Starlink is light-years ahead of Amazon’s Project Leo (an acronym for low Earth orbit), previously Project Kuiper. But Leo’s preparing to pounce, last week announcing an agreement to buy Globalstar for a whopping $11.6 billion. The transaction’s expected to close next year.
Globalstar has only 24 satellites in orbit, but what it lacks in metal it makes up for with GPS tracking tech and global licenses that allow its satellites to connect directly to devices. Those licenses could help Amazon race toward actually launching its satellite internet service, slated to go live later this year.
The Race to Fill Space
Project Leo is barely a Padawan compared to Jedi Master Starlink, which serves more than 10 million customers with about 10,000 operational satellites. Starlink is valued at $1 trillion, making up the bulk of SpaceX’s reported IPO goal of $1.75 trillion.
Leo, meanwhile, has only 242 satellites in orbit and plans to start rolling out its service to some customers this year. But Leo’s service could grow rapidly if it taps into Amazon’s 200 million Prime members.
And the rival billionaire-led companies have ambitions that go beyond rural cell reception. They’re also exploring how their spacecraft can be used as AI data centers:
- As data centers tap massive amounts of energy and land down on Earth, a growing number of companies are exploring how to shoot them into the sky.
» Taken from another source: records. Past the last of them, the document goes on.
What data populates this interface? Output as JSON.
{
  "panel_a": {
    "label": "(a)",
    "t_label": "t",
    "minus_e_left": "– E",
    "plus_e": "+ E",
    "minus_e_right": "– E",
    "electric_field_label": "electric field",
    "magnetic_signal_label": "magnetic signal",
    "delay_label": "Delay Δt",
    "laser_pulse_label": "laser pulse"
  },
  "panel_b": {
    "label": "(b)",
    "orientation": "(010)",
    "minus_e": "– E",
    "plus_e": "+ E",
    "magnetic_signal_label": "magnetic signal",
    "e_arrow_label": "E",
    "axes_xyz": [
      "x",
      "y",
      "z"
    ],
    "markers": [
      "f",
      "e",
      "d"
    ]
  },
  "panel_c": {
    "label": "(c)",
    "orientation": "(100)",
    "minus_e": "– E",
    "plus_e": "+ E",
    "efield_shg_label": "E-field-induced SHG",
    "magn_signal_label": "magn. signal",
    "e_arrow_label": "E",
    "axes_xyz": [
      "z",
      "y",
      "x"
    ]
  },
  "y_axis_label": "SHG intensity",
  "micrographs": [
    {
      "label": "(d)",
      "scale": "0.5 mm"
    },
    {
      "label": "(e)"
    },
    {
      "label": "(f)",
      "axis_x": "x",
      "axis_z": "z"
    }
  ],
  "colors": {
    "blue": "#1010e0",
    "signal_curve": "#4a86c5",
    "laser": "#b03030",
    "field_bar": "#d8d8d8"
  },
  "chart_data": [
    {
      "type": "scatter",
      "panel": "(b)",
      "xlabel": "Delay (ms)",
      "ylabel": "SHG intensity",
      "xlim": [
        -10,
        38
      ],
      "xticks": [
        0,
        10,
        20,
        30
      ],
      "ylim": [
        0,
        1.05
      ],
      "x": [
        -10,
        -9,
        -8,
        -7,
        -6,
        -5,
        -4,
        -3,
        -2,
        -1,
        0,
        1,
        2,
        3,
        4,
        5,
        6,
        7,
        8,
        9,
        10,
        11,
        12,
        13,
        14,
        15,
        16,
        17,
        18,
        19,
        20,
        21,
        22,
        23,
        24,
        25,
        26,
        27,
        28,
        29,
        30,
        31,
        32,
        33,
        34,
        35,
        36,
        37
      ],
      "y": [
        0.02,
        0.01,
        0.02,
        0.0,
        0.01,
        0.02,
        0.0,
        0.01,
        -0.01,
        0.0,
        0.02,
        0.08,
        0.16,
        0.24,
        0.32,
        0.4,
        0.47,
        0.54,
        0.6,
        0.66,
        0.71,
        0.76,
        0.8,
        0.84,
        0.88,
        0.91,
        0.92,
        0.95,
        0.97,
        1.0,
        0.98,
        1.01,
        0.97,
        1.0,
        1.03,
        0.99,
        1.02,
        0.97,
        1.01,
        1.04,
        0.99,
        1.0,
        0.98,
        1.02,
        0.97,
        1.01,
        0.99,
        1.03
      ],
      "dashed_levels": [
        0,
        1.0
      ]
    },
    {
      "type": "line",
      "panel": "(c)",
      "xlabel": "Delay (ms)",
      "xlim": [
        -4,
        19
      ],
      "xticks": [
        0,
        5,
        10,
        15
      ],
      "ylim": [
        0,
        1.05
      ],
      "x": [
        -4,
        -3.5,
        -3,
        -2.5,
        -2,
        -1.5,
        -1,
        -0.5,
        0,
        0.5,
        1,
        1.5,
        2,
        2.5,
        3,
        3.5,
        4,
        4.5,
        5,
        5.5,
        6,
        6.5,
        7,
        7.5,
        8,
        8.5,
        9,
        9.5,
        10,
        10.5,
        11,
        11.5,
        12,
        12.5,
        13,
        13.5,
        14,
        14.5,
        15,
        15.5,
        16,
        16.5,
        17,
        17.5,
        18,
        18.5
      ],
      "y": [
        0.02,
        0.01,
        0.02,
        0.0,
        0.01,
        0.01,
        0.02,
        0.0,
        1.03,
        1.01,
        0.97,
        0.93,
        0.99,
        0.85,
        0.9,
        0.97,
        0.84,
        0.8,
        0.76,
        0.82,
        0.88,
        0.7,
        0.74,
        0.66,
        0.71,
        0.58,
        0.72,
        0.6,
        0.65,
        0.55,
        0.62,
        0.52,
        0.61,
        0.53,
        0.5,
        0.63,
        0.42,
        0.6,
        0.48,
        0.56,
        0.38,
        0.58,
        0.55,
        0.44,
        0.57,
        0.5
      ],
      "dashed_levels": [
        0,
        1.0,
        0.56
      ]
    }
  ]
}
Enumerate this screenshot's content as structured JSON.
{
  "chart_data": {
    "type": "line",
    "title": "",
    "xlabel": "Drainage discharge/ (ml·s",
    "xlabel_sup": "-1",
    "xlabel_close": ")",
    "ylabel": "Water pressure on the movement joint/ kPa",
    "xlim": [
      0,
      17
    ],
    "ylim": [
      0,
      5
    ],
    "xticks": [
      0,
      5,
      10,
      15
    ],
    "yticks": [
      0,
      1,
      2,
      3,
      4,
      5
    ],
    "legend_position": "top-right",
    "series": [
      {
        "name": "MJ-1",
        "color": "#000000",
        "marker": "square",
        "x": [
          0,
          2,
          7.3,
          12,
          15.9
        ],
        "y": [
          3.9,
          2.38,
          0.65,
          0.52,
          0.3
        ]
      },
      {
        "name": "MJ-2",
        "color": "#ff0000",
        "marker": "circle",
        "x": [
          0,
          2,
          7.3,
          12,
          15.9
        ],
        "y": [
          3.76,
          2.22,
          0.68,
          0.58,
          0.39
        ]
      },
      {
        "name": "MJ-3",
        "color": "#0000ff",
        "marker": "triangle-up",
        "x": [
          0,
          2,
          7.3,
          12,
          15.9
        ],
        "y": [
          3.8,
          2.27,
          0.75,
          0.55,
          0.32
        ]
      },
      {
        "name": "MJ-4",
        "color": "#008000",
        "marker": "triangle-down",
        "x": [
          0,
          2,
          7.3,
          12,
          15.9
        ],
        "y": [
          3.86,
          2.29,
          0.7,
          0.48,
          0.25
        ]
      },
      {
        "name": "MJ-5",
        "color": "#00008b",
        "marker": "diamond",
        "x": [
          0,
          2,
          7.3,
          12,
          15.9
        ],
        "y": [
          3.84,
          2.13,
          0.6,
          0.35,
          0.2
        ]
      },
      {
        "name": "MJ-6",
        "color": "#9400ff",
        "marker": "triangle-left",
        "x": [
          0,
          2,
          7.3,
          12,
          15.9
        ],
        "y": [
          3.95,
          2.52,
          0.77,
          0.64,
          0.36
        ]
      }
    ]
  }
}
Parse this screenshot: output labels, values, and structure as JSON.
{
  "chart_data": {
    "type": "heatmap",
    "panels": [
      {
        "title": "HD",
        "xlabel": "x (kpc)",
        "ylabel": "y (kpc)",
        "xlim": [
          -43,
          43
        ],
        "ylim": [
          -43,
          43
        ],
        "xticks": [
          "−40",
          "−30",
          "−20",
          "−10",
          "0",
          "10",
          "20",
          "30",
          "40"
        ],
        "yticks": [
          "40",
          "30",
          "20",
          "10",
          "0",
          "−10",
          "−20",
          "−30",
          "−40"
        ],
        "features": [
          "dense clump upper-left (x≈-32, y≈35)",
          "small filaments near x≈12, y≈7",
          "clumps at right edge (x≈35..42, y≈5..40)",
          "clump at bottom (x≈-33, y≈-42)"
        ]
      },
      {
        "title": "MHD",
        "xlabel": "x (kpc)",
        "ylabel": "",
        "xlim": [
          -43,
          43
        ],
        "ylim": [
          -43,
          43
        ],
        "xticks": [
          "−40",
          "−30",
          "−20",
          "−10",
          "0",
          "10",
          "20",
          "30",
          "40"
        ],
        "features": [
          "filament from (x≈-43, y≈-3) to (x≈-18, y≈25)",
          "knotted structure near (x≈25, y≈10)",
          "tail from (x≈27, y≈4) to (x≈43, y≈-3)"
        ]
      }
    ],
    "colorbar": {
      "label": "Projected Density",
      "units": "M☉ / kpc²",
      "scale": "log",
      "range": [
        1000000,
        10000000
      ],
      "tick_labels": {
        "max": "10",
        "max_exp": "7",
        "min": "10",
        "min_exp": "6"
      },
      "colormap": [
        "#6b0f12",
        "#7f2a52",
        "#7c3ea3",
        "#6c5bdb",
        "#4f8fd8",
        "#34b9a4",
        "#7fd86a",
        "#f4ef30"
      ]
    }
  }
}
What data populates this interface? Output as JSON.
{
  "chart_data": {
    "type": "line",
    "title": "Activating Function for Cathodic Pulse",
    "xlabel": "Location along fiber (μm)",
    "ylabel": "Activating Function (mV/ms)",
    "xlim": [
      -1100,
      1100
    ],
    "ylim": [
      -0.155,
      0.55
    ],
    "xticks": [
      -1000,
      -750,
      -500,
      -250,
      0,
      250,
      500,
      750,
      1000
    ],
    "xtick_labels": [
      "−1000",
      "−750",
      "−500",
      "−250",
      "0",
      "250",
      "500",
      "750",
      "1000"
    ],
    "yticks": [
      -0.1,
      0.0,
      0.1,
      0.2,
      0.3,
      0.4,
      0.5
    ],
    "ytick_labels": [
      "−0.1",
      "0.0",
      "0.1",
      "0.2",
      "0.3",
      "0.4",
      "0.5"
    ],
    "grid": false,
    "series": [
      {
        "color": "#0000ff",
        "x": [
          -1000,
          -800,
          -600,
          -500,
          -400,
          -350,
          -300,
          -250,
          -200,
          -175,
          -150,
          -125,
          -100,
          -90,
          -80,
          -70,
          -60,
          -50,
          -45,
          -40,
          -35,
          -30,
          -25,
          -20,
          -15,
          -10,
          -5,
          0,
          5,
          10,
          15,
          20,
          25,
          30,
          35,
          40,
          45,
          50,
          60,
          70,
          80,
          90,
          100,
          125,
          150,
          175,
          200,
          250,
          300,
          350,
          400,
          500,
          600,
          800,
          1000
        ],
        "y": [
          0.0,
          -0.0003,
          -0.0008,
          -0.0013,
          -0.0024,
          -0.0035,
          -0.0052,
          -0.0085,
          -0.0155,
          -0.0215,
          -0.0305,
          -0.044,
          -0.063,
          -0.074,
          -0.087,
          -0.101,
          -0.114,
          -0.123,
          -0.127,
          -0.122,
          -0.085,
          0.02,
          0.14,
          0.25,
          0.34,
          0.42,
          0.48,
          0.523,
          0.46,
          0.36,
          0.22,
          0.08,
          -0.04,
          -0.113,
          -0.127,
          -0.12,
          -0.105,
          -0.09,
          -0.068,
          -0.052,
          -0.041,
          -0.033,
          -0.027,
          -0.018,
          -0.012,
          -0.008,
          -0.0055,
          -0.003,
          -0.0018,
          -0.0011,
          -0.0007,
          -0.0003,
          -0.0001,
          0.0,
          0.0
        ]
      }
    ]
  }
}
Musk has said upgraded Starlink satellites could take on AI computing needs, while The Wall Street Journal reported late last year that Bezos-owned Blue Origin has quietly been working on the tech to put its own AI data centers into orbit.
- Google’s Planet Labs, one of the company’s moonshots, aims to launch two satellites next year that’ll process AI while in orbit. OpenAI and IBM have also explored similar satellite technology.
Space Real Estate: The infrastructure that connects Americans is still mostly cell towers poorly disguised as trees and underground cables contending with real trees’ roots. Eight in 10 US households have access to cable for their internet service, and most calls are routed through towers. That won’t change in a single satellite orbit around the Earth. Data centers, on the other hand, are being built at a rapid clip and actively uglifying their neighborhoods, which could slow if some computing is outsourced to space.